A note on language and terminology
The Commission respects diversity of all kinds. We acknowledge the significance of language. The use of particular words can be empowering or disempowering. We also acknowledge that the use of terminology is contested and can change over time.
The Commission has created this section of its website to make information about LGBTI rights issues more accessible to the community. In doing so, we also want to acknowledge that LGBTI people form a diverse group and are subject to different discrimination and human rights issues. In particular, equality issues relating to trans and intersex people can be very different to those relating to sexual orientation.
However, we are mindful that some trans and intersex people feel strongly about the benefits of affiliation with the gay, lesbian and bisexual community. For this reason, and because of its use internationally, the Commission has used the initialisation 'LGBTI' which stands for lesbian, gay, bisexual, trans and intersex.
These are not all terms that appear in the Equal Opportunity Act 2010. Depending on their circumstances, people may find a range of protections from discrimination on the basis of sex, physical features, lawful sexual activity, sexual orientation, gender identity and disability.

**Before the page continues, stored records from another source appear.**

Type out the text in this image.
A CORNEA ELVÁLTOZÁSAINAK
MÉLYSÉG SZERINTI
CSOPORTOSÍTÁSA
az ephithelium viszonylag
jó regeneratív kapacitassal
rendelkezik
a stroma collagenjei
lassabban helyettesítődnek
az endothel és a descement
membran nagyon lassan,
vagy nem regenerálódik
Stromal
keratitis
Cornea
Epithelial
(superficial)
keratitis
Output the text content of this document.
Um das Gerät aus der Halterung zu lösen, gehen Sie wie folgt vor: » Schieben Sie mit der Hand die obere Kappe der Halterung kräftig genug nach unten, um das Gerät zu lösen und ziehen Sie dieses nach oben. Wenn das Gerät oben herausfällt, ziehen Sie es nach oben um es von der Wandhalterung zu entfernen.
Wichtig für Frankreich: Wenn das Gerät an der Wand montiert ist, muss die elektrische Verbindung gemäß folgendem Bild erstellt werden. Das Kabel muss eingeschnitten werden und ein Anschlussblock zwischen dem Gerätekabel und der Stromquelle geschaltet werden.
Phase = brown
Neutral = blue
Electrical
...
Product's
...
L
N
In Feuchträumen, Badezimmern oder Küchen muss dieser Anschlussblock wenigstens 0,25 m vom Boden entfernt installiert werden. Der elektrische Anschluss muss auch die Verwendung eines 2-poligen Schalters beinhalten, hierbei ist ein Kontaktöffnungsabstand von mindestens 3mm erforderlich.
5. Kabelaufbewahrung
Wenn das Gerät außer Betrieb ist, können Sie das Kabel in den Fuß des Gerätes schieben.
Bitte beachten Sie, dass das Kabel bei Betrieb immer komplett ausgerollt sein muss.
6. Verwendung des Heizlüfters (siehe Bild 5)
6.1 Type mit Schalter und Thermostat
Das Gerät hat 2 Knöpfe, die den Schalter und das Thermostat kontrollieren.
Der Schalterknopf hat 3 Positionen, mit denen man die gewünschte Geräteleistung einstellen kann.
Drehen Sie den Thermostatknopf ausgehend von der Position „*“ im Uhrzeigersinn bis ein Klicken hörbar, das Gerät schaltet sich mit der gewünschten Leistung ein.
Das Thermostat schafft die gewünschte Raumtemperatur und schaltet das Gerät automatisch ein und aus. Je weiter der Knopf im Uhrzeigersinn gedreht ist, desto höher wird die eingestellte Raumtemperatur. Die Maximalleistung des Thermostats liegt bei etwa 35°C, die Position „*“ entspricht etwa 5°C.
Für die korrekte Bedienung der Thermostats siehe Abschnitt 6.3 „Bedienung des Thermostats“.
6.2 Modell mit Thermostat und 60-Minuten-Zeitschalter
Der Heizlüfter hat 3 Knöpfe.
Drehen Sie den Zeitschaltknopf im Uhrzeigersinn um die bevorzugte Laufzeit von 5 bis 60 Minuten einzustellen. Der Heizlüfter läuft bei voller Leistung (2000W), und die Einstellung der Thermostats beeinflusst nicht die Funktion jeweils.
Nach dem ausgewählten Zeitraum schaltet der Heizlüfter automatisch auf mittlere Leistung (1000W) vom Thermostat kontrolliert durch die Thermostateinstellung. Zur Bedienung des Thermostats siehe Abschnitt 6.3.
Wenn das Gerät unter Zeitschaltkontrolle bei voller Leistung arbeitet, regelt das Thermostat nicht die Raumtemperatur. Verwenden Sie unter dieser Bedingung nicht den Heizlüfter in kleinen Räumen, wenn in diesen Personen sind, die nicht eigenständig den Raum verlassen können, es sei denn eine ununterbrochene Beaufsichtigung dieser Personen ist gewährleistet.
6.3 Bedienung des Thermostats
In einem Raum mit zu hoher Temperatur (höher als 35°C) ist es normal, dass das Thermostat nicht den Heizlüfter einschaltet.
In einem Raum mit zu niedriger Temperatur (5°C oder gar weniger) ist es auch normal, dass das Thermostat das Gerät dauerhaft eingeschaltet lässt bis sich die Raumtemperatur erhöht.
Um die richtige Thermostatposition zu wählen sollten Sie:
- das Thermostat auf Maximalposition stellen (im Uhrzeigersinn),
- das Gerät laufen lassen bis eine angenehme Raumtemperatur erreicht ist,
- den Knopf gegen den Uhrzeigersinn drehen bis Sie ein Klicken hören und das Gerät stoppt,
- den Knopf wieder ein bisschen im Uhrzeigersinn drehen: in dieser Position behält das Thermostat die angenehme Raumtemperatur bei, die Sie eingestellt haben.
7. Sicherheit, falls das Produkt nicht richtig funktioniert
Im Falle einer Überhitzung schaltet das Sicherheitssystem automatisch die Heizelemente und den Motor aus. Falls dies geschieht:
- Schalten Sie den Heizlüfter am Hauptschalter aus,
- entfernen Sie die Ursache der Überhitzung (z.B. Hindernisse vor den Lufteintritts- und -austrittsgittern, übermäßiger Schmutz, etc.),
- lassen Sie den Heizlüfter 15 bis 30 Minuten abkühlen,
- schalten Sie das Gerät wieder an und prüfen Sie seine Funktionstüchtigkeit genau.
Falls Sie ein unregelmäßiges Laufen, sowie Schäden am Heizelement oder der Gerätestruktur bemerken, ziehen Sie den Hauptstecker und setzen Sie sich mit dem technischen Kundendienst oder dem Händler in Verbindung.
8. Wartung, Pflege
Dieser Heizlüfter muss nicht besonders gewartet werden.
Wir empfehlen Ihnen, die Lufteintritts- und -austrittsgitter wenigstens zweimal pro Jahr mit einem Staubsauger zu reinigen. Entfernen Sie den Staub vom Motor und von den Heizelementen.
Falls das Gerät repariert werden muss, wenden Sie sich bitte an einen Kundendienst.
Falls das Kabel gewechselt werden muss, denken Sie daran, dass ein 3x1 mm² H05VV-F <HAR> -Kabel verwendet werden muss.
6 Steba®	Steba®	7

We acknowledge that some of the terms and definitions used in the Equal Opportunity Act 2010 do not reflect the way people identify, and in the case of intersex status, do not separately protect the attribute. This is an issue for the Victorian Parliament to consider, noting more recent advances in federal anti-discrimination law.
We also acknowledge that sex, physical characteristics, sexual orientation and gender identity is only one aspect of a person's total identity. Other parts of the Commission's website will be relevant to members of the LGBTI community. Transgender Victoria has a useful list of definitions of words used in the community.